O escravo se destina a aprender essas artes manuais, as artes dos servos, e não as artes do homem livre. isso se chama divisão do trabalho. A pedagogia que Sêneca propõe ao escravo é uma pedagogia da servidão: aprender a ter prazer e amor ao servir ao mestre. É uma fábrica de cordeirinhos. É educa-los para a servidão.

Se você verificar o texto em latim, verá que se escreve o seguinte:

"Alius pretiosas aves scindit; per pectus et clunes certis ductibus circumferens eruditam manum frusta excutit, infelix, qui huic uni rei vivit, ut altilia decenter secet, nisi quod miserior est qui hoc voluptatis causā docet quam qui necessitatis discit. 

ou, em português:

"Outro escravo fatia as preciosas aves de caça; com traços seguros e mão hábil ele corta fatias selecionadas ao longo do peito ou da coxa. Companheiro infeliz, que vive apenas com o propósito de cortar perus corretamente – a menos que, de fato, outro homem seja ainda mais infeliz do que ele, que ensina esta arte por prazer, ao invés de quem aprende isso por dever."

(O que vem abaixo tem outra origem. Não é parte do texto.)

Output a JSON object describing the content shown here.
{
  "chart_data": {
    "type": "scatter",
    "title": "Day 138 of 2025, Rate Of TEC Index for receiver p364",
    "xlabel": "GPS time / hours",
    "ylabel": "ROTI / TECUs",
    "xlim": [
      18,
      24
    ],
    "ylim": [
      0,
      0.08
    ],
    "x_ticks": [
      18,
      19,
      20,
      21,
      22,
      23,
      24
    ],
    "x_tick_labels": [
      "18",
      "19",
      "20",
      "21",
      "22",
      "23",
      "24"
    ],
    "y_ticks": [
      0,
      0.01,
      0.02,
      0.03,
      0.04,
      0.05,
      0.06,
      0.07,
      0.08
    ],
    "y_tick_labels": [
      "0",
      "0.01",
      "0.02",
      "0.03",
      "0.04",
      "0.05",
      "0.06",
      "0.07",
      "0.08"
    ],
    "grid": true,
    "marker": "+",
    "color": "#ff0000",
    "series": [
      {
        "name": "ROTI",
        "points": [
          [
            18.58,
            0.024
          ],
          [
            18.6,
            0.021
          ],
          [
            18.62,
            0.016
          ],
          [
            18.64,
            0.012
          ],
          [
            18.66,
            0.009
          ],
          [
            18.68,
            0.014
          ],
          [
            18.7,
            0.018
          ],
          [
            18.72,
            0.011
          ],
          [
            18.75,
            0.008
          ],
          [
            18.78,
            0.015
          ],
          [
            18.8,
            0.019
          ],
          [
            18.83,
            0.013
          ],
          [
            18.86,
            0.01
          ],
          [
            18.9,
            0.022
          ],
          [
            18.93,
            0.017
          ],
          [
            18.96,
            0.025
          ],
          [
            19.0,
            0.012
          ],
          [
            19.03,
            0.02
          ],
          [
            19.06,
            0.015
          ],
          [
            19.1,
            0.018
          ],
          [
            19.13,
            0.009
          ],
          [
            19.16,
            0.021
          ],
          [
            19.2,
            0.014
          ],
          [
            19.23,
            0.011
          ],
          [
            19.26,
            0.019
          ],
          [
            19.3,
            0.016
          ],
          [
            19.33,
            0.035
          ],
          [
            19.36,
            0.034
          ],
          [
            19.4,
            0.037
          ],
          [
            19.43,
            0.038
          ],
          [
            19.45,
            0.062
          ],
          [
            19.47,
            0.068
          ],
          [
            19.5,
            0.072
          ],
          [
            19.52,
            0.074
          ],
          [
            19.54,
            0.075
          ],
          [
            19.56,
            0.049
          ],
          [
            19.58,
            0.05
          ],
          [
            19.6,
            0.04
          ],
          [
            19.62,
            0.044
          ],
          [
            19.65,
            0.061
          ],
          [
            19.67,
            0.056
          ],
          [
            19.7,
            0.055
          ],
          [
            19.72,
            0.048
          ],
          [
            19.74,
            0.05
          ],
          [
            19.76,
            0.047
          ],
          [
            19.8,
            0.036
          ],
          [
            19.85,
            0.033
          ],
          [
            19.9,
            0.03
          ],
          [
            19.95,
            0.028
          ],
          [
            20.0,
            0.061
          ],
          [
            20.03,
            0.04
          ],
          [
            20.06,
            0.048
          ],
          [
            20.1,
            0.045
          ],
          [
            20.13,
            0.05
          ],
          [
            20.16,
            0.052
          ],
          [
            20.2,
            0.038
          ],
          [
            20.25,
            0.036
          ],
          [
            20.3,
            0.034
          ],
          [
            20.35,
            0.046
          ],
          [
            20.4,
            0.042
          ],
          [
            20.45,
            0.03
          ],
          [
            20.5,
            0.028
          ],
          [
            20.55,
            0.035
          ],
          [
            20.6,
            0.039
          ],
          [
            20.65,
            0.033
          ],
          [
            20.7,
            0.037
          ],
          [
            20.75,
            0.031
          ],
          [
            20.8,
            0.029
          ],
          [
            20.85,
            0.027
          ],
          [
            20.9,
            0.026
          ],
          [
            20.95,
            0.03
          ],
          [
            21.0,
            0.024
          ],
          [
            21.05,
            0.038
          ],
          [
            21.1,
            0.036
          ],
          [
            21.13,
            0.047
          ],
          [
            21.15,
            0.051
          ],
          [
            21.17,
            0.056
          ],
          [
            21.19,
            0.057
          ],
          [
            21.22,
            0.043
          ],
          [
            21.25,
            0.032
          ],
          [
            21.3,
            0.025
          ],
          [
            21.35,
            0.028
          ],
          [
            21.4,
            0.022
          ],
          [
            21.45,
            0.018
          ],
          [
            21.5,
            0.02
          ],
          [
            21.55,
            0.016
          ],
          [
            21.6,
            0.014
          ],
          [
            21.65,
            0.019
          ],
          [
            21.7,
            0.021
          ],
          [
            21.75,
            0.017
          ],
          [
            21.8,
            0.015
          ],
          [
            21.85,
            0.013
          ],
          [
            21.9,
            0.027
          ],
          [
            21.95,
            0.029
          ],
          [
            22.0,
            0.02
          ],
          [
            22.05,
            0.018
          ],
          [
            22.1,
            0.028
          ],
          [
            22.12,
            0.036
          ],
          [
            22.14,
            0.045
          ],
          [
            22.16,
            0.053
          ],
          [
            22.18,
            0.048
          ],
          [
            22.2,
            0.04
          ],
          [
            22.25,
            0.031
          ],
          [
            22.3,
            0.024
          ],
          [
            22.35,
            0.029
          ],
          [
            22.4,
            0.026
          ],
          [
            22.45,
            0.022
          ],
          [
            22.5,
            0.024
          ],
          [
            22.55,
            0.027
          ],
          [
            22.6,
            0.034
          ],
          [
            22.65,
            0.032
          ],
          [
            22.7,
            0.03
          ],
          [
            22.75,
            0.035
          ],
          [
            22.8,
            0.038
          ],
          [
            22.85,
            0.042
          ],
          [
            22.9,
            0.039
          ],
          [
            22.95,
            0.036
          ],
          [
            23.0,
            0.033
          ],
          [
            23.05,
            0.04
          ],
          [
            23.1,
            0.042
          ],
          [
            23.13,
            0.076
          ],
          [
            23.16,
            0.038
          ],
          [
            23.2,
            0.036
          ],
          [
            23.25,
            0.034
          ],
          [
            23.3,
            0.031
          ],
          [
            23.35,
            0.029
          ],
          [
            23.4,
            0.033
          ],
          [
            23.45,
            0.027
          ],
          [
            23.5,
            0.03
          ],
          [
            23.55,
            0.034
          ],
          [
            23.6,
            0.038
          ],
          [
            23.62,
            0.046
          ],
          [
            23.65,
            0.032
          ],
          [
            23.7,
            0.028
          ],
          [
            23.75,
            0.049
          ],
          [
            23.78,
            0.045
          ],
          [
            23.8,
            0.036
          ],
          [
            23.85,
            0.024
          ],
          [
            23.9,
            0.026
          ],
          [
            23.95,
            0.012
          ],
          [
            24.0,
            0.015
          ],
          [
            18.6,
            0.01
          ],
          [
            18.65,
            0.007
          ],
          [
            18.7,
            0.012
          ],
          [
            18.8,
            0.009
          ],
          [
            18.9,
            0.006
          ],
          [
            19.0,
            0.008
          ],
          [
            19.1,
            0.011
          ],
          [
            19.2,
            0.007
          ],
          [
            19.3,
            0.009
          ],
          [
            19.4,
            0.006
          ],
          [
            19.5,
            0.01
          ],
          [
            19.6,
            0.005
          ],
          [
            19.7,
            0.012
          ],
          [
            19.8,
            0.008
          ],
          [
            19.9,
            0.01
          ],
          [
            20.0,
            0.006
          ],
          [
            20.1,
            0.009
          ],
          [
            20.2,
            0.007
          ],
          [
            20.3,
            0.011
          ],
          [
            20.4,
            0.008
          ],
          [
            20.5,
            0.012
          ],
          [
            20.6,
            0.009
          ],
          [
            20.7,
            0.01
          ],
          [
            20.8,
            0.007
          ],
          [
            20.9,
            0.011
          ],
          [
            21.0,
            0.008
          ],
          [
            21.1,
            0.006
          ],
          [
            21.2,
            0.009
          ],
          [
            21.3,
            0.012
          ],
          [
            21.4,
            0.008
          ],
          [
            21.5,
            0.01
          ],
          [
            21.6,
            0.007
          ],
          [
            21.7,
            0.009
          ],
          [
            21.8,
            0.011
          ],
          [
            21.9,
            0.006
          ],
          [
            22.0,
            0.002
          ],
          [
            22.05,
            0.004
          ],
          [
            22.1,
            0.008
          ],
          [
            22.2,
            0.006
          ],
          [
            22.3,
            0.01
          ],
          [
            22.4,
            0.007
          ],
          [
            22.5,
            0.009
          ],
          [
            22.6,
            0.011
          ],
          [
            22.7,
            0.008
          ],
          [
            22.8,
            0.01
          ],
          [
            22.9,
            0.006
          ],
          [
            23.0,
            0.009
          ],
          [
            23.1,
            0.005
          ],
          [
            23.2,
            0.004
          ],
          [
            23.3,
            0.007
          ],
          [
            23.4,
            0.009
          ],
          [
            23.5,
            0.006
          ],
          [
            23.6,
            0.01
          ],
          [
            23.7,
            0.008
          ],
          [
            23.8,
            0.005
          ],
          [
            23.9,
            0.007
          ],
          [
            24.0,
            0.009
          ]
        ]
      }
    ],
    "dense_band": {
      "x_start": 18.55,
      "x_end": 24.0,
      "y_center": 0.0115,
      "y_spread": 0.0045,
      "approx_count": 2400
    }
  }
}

Destaquei em itálico a palavra docet, que alude ao verbo docere que costuma ser traduzido como ensinar. A tradução, no entanto, não esclarece uma coisa importante: havia uma arte docente adequada para formar aos servos, os estratos mais inferiores da plebe, e uma outra para formar os grandes homens Um cidadão romano superior era treinado tanto para lidar com seus iguais tanto com seus subalternos; ao falar com este, procurava docere, delectare, movere: ensinar e deleitar, como o fim de direcioná-los a um fim favorável. Sim, os romanos aprendiam a manipular seus escravos, e Sêneca era um dos seus inventores dessa arte da adulação. Como escreveu um historiador:

"No Iluminismo, porém, vige o Antigo Regime. Isto é, a classe comerciante não ascendeu ainda plenamente ao poder. Numa monarquia absoluta, toda reflexão acerca do poder gira em torno do governante, o que torna interessante observar portanto os discursos morais endereçados aos futuros monarcas quando de sua educação. Esse trabalho fica sempre a cargo de um membro do clero, o “preceptor”, que se valerá do melhor da tradição moral cristã para formar o futuro monarca. Trata-se de uma tradição que remonta, porém, a Roma antes da cristandade. Os “espelhos do príncipe”, gênero cujo pioneiro é, salvo engano, Sêneca escrevendo ao jovem Nero (que augúrio), se tornam o modelo mesmo de instrução moral para quem há de ocupar o poder de um reino."